Seba wrote:Hey,
Asteroid losing his material exposes more layers of its capacity.
Some rocks, for example: sulfur with friction can burn spectacular!
Our asteroid rotates and leaves tails like below film with fireworks, right?
Two main questions are: tails come from the ignition, or come from explosion? What substance is causing it??
And other questions resulting from this:
If we had a time-lapse sequence of Hubble would be clear .... can anyone have or know?
What is chemical composition of the explosive?
How explosive can be generally asteroids?

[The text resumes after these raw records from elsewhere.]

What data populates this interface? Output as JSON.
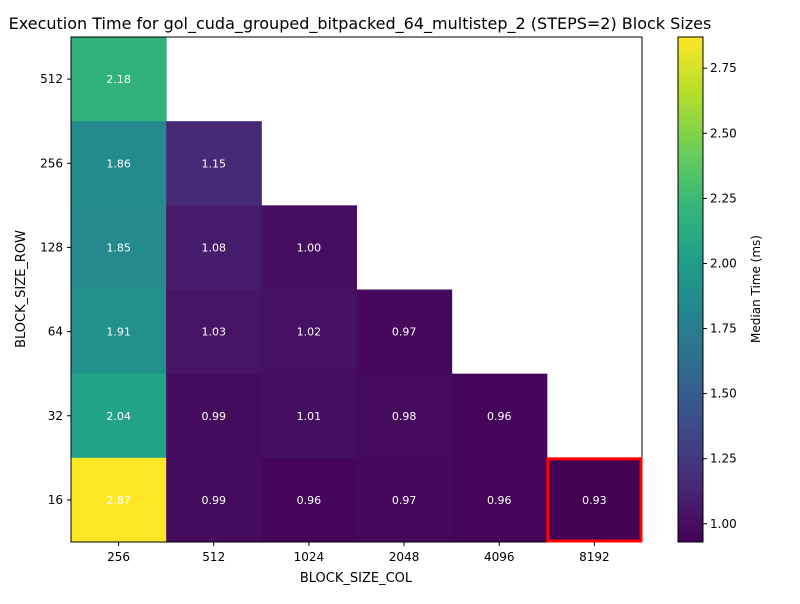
{
  "chart_data": {
    "type": "heatmap",
    "title": "Execution Time for gol_cuda_grouped_bitpacked_64_multistep_2 (STEPS=2) Block Sizes",
    "xlabel": "BLOCK_SIZE_COL",
    "ylabel": "BLOCK_SIZE_ROW",
    "x_categories": [
      "256",
      "512",
      "1024",
      "2048",
      "4096",
      "8192"
    ],
    "y_categories": [
      "512",
      "256",
      "128",
      "64",
      "32",
      "16"
    ],
    "values": [
      [
        2.18,
        null,
        null,
        null,
        null,
        null
      ],
      [
        1.86,
        1.15,
        null,
        null,
        null,
        null
      ],
      [
        1.85,
        1.08,
        1.0,
        null,
        null,
        null
      ],
      [
        1.91,
        1.03,
        1.02,
        0.97,
        null,
        null
      ],
      [
        2.04,
        0.99,
        1.01,
        0.98,
        0.96,
        null
      ],
      [
        2.87,
        0.99,
        0.96,
        0.97,
        0.96,
        0.93
      ]
    ],
    "highlight": {
      "row": "16",
      "col": "8192",
      "color": "#ff0000"
    },
    "colorbar": {
      "label": "Median Time (ms)",
      "colormap": "viridis",
      "range": [
        0.93,
        2.87
      ],
      "ticks": [
        "1.00",
        "1.25",
        "1.50",
        "1.75",
        "2.00",
        "2.25",
        "2.50",
        "2.75"
      ]
    },
    "grid": false
  }
}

By the way, comparing the pictures you can see the difference in volume and shape of six tails (even rotation), or not?
....
thanks in advance for your help and explanations!
Anyway,
The basic composition of the fireworks is:
(...) an oxidant and combustible. Oxidizers are nitrates, chlorates, chromates and sulphates of potassium, barium, strontium, and calcium ammonium. The combustible materials are non-noble metals: magnesium, aluminum and zinc, nonmetals phosphorus, sulfur and carbon, iron sulfide, arsenic, antimony and hydrocarbons and carbohydrates. (...)

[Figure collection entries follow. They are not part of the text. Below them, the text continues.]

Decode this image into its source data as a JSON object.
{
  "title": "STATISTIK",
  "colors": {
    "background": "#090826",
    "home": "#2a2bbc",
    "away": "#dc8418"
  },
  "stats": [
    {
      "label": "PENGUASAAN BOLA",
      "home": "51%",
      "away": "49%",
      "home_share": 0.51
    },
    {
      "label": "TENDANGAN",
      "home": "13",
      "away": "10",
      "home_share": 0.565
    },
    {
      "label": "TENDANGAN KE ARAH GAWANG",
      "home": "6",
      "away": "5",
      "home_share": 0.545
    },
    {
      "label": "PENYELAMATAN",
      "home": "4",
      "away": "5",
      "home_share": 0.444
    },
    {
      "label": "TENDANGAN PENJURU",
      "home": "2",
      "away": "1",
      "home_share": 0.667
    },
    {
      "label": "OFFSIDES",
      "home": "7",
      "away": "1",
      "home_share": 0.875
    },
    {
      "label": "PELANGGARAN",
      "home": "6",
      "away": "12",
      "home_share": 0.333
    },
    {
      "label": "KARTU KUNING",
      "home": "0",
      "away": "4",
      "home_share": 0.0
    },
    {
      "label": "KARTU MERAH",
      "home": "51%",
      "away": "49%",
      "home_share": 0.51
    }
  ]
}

And, of course, Dyes and Binder.
Hi Seba. Nothing is burning on this asteroid because there is nothing available to serve as an oxidant. There is no atmosphere with molecular oxygen such as we have here on Earth, and no other chemical compound in the asteroid that could oxidize other stuff in the asteroid.
As I understand it, two possible explanations for this asteroid's tails are: 1) another asteroid hit it and the kinetic force knocked stuff off the surface of the asteroid; or 2) solar radiation and the solar wind of charged particles are heating the the asteroid, vaporizing stuff on the surface and possibly through cracks into the interior, and the solar wind is blowing the stuff into space.
I'm not a chemist nor a physicist, so others may be able to provide more detail and correct any errors.
May all beings be happy, peaceful, and free.